After morning instruction on Mondays and Thursdays, students know to expect the G.O.A.L mobile. This is a huge part of camp, and two of the three in-person touch points Murphy and Gatton know to be imperative to the program.
On those two days, they load up a car with backpacks, books, snacks, enrichment activities, and fun treats for the students of camp. They are also able to deliver materials from teachers so instruction can keep progressing. Students earn points for attendance, respectfulness, reaching goals, and more. Based on the points, they get to pick out special prizes straight from the G.O.A.L mobile. Gatton and Murphy also take this time to check in with parents and see how everyone is feeling.
Donning masks, Gatton and Murphy knock on doors, get students to put on gloves, and then they get to go searching for just the right treat. Gatton and Murphy pick out books based on the interest of each student and they get to take as many as they want.
The other weekly touch point is on Wednesday nights when the church’s Grace Kitchen opens for a community dinner. During the pandemic, the dinner is take-out only, but they can feed anywhere from 150 to 200 people. Families of the literacy camp students are encouraged to stop by for dinner and pick up materials for camp. All the teachers are there to enthusiastically greet students and help with getting food to cars.

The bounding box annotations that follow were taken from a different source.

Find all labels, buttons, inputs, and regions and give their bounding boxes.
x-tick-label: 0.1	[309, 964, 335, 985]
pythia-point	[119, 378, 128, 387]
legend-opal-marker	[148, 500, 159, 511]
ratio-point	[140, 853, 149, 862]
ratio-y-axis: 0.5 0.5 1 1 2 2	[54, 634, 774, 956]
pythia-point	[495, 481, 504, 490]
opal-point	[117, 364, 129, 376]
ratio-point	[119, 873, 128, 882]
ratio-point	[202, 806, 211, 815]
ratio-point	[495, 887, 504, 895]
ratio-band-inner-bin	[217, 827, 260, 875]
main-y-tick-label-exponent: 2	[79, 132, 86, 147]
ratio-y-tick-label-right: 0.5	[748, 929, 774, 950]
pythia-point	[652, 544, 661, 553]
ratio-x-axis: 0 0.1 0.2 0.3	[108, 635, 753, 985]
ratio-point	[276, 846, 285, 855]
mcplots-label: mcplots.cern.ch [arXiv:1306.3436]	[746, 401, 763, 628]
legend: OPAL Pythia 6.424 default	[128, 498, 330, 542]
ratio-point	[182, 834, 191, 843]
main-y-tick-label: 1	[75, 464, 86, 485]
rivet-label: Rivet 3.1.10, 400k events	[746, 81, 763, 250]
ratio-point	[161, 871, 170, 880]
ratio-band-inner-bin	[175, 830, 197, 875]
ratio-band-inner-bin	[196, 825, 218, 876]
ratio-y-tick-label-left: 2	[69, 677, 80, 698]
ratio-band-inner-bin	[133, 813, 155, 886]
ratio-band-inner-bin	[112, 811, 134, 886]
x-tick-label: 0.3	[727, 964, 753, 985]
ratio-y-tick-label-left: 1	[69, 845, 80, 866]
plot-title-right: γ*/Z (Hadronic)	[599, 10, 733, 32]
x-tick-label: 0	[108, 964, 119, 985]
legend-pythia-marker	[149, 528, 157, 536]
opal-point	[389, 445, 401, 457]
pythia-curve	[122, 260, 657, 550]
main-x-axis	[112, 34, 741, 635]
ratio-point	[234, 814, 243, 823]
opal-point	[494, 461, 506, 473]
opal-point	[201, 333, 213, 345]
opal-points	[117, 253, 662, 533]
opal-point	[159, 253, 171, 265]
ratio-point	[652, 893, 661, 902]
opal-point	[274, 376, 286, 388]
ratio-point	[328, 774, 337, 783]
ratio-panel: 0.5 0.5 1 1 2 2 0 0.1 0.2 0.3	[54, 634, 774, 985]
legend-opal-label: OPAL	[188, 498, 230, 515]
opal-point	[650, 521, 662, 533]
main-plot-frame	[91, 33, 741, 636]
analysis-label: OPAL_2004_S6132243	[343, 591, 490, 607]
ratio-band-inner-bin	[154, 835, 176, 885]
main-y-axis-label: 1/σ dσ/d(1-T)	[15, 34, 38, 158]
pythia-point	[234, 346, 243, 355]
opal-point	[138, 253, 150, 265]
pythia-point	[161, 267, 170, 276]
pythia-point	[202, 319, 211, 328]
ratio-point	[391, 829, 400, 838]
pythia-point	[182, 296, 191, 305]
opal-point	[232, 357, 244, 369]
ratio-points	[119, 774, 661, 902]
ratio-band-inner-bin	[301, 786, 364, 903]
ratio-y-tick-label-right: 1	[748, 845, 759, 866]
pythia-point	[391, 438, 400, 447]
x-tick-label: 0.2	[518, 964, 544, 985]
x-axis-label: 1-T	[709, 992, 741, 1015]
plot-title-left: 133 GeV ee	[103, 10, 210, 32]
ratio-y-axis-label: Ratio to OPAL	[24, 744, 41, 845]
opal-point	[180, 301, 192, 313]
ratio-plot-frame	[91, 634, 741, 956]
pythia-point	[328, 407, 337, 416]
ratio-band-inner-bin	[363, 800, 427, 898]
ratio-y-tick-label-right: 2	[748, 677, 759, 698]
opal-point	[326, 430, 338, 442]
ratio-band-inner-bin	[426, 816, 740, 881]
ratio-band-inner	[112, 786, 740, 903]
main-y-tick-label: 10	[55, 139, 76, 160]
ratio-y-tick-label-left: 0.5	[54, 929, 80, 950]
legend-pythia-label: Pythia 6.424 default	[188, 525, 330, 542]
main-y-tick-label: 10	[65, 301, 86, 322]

What was the deciding factor in making this year’s camp virtual? Leaning on the first rule of the founder of the Methodist Church, John Wesley: Do no harm. Gatton explains, “We just kept coming back to the fact that we work so hard in our communities to establish ourselves as a trustworthy place, as a safe place.”
“You know, our heart as educators, as the church, is we want to impact these kids in the biggest ways that we can, and we know that in-person is going to have the greatest effectiveness on that, but at the same time, our heart is also to keep our kids safe.”– Kyla Gatton, Sparta UMC’s growth and community engagement coordinator
The G.O.A.L mobile delivers that message and more as Sparta UMC works in many ways to support students and their community.
Editor’s note: The Duke Endowment supports the work of EducationNC.